Автор 17:18. Рубрика Исследования по русскому языку

Замечу, однако, что фантазией они выглядят для профессионала. Для обычного же носителя языка они могут представляться вполне обоснованными, например, ОКОНЦЕ = ОКО + НЕСИ, “несущее око”. И действительно, слово “окно” произошло от слова “око”, и в первой части подобный этимолог оказался бы прав. Но зато во второй — нет, ибо НЦЕ есть сочетание двух суффиксов, -Н и -Ц и окончания -Е. Просто в данном примере произошло случайное совпадение: если от слова ОКОНЦЕ отнять псевдоморфему -НЦЕ, то останется действительный корень ОКО. Так что иногда при случайных совпадениях некоторые фрагменты подобных словообразовательных этимологизаций могут оказаться верными, что, однако, будет несправедливым применительно к данному методу в целом.

Народная этимология. Здесь мы имеем дело уже не с отдельными исследователями, а с большим массивом носителей языка, которые исправляют слова с непонятной этимологией на слова с понятной. Термин “народная этимология” давно принят наукой, которая приводит ряд примеров, когда слова произносятся не так, например, “студент” — как “сКудент” (скудно живет), “пиджак” — как “СпиНжак” (то, что надевается на спину). Ж.Ж. Варбот приводит иной пример: “близозоръкъ” стало произноситься как “близорук” (как бы “близкой руки”) (ВАР, с. 597). То же и дети: вместо слово “вазелин” предлагают говорить “мазелин”, вместо “компресс” — “мокресс”, вместо “бормашина” — “больмашина”, не “сухарик”, а “кусарик”, не “парикмахер”, а “вихрахер”, не “валерьянка”, а “болерьянка”, не “молоток” а “колоток” и т.д. (ЧУК, с. 25-28). Позиция детей или граждан, не изучавших иностранные языки, вполне понятна: они хотят заменить неясное для них слово на вполне ясное. Не зная латыни, трудно понять, что слово “студент” означает просто “учащийся”, а “доцент” — “обучающий”, а не зная немецкого — что “бор” — это “вращение”, и “бормашина” — просто “машина с вращением”, или что “парик махер” — это “изготовитель париков”. Но на то они и иностранные языки, чтобы быть непонятными.

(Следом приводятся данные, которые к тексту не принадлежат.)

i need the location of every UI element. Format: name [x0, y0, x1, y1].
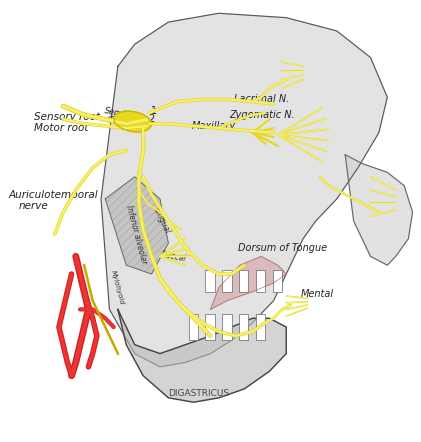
Text: Semilunar: Semilunar	[103, 106, 147, 124]
Text: Zygomatic N.: Zygomatic N.	[229, 110, 295, 120]
Bar	[222, 270, 232, 292]
Ellipse shape	[114, 111, 151, 132]
Text: Buccal: Buccal	[160, 250, 187, 263]
Polygon shape	[345, 155, 413, 265]
Text: Motor root: Motor root	[34, 123, 88, 133]
Text: Auriculotemporal: Auriculotemporal	[8, 191, 98, 200]
Polygon shape	[210, 256, 286, 309]
Bar	[239, 270, 248, 292]
Polygon shape	[118, 309, 286, 402]
Text: Sensory root: Sensory root	[34, 112, 100, 122]
Text: Inferior alveolar: Inferior alveolar	[124, 204, 149, 265]
Polygon shape	[101, 13, 387, 367]
Bar	[189, 314, 198, 340]
Text: DIGASTRICUS: DIGASTRICUS	[168, 389, 229, 398]
Text: Mental: Mental	[301, 289, 334, 299]
Bar	[205, 314, 215, 340]
Text: Lingual: Lingual	[152, 206, 171, 236]
Bar	[256, 270, 265, 292]
Text: Ganglion: Ganglion	[106, 115, 144, 132]
Polygon shape	[105, 177, 168, 274]
Text: Maxillary: Maxillary	[192, 121, 236, 131]
Text: nerve: nerve	[19, 201, 49, 210]
Text: Lacrimal N.: Lacrimal N.	[234, 95, 289, 104]
Text: Dorsum of Tongue: Dorsum of Tongue	[238, 243, 327, 252]
Text: Mylohyoid: Mylohyoid	[109, 269, 125, 305]
Bar	[273, 270, 282, 292]
Bar	[222, 314, 232, 340]
Text: 2: 2	[148, 114, 155, 124]
Text: 1: 1	[151, 106, 157, 115]
Bar	[239, 314, 248, 340]
Bar	[205, 270, 215, 292]
Bar	[256, 314, 265, 340]
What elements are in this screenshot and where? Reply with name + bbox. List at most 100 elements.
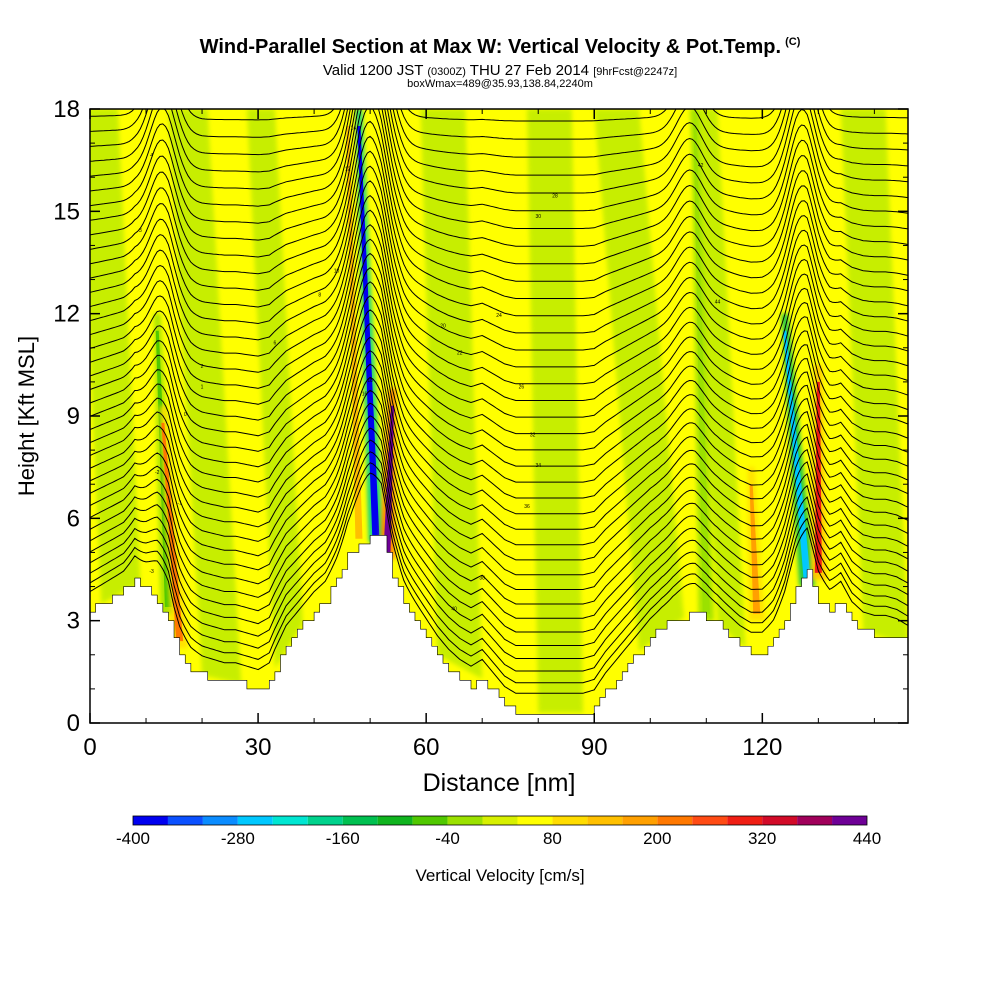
isentrope-line [90, 439, 908, 659]
colorbar-swatch [202, 816, 238, 825]
y-tick-label: 6 [67, 505, 80, 532]
isentrope-line [90, 322, 908, 530]
isentrope-label: 10 [334, 269, 340, 275]
isentrope-line [90, 462, 908, 684]
chart-title-text: Wind-Parallel Section at Max W: Vertical… [199, 36, 782, 58]
updraft-column-core [749, 484, 761, 614]
x-tick-label: 120 [742, 734, 782, 761]
colorbar-tick-label: -40 [435, 829, 460, 848]
colorbar-tick-label: 200 [643, 829, 671, 848]
isentrope-line [90, 295, 908, 499]
x-tick-label: 60 [413, 734, 440, 761]
isentrope-line [90, 336, 908, 546]
isentrope-label: 36 [524, 504, 530, 510]
colorbar-swatch [552, 816, 588, 825]
colorbar-swatch [307, 816, 343, 825]
isentrope-line [90, 472, 908, 694]
isentrope-label: 44 [715, 299, 721, 305]
colorbar-swatch [657, 816, 693, 825]
isentrope-label: 8 [318, 293, 321, 299]
y-tick-label: 9 [67, 403, 80, 430]
y-tick-label: 18 [53, 96, 80, 123]
colorbar-swatch [133, 816, 168, 825]
colorbar-swatch [237, 816, 273, 825]
updraft-column-core [346, 126, 363, 539]
colorbar-tick-label: 440 [853, 829, 881, 848]
terrain [90, 535, 908, 723]
isentrope-label: 14 [351, 125, 357, 131]
isentrope-line [90, 109, 908, 122]
isentrope-line [90, 350, 908, 561]
isentrope-line [90, 109, 908, 265]
isentrope-line [90, 109, 908, 194]
weak-downdraft-band [840, 109, 908, 645]
isentrope-line [90, 180, 908, 368]
updraft-column-core [814, 381, 822, 573]
isentrope-line [90, 238, 908, 435]
isentrope-line [90, 427, 908, 646]
isentrope-line [90, 281, 908, 483]
isentrope-label: 1 [201, 385, 204, 391]
y-tick-label: 15 [53, 198, 80, 225]
isentrope-line [90, 451, 908, 672]
box-info: boxWmax=489@35.93,138.84,2240m [407, 78, 593, 90]
colorbar-swatch [622, 816, 658, 825]
colorbar-label: Vertical Velocity [cm/s] [415, 866, 584, 885]
isentrope-line [90, 109, 908, 212]
valid-time: Valid 1200 JST [322, 62, 424, 79]
x-tick-label: 0 [83, 734, 96, 761]
isentrope-label: 38 [479, 576, 485, 582]
y-tick-label: 0 [67, 710, 80, 737]
isentrope-line [90, 75, 908, 103]
colorbar-swatch [377, 816, 413, 825]
downdraft-column-core [357, 126, 380, 536]
copyright-mark: (C) [785, 36, 801, 48]
isentrope-line [90, 267, 908, 467]
weak-downdraft-band [594, 109, 684, 652]
weak-downdraft-band [420, 109, 483, 679]
isentrope-layer [90, 75, 908, 694]
isentrope-label: 2 [201, 364, 204, 370]
isentrope-line [90, 109, 908, 229]
isentrope-line [90, 135, 908, 317]
isentrope-label: 28 [552, 194, 558, 200]
weak-downdraft-band [527, 109, 584, 713]
isentrope-label: 30 [535, 214, 541, 220]
colorbar-tick-label: -280 [221, 829, 255, 848]
colorbar-swatch [762, 816, 798, 825]
colorbar-swatch [692, 816, 728, 825]
isentrope-line [90, 224, 908, 418]
weak-downdraft-band [168, 109, 242, 684]
valid-date: THU 27 Feb 2014 [469, 62, 590, 79]
colorbar-swatch [832, 816, 867, 825]
colorbar-tick-label: -400 [116, 829, 150, 848]
isentrope-label: 0 [184, 412, 187, 418]
isentrope-label: -2 [155, 470, 160, 476]
colorbar-frame [132, 815, 868, 826]
valid-utc: (0300Z) [427, 66, 466, 78]
y-tick-label: 3 [67, 608, 80, 635]
x-tick-label: 90 [581, 734, 608, 761]
isentrope-label: 20 [440, 323, 446, 329]
isentrope-label: 24 [496, 313, 502, 319]
colorbar-swatch [447, 816, 483, 825]
colorbar-swatch [587, 816, 623, 825]
chart-subtitle: Valid 1200 JST (0300Z) THU 27 Feb 2014 [… [0, 62, 1000, 79]
isentrope-line [90, 389, 908, 605]
isentrope-line [90, 209, 908, 401]
isentrope-line [90, 252, 908, 451]
isentrope-label: -3 [149, 569, 154, 575]
isentrope-line [90, 109, 908, 282]
isentrope-label: 40 [451, 606, 457, 612]
colorbar-swatch [412, 816, 448, 825]
isentrope-line [90, 150, 908, 334]
weak-downdraft-band [246, 109, 303, 669]
colorbar-tick-label: 320 [748, 829, 776, 848]
x-tick-label: 30 [245, 734, 272, 761]
isentrope-line [90, 109, 908, 176]
plot-area: -3-2-10123468101214161820222426283032343… [90, 75, 908, 723]
colorbar-swatch [272, 816, 308, 825]
isentrope-line [90, 194, 908, 385]
isentrope-line [90, 165, 908, 351]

Тогда почему же этимологизируются исконно русские слова, например, “сухарик” как “кусарик”?

Здесь мы имеем иную ситуацию — уход явления из сферы реально наблюдаемого. Если раньше сухариком становился засохший хлеб, и малыш видел все фазы превращения свежего хлеба в сухарь, то теперь сухари продают в уже приготовленном хрустящем виде, и о том, что таким может стать свежий хлеб, можно либо догадаться, либо узнать от родителей. Точно также городской ребенок никогда не видел растения валерьяны, не выкапывал ее корень и не производил из него настойку. Не подозревал он и о том, что когда-то в древности молотком размалывали зерна, и то, чем МОЛОЛИ, назвали МОЛОТ. Дети же молотком действительно, только КОЛОТЯТ, производя шум, но не полезную работу, и он для них действительно КОЛОТОК.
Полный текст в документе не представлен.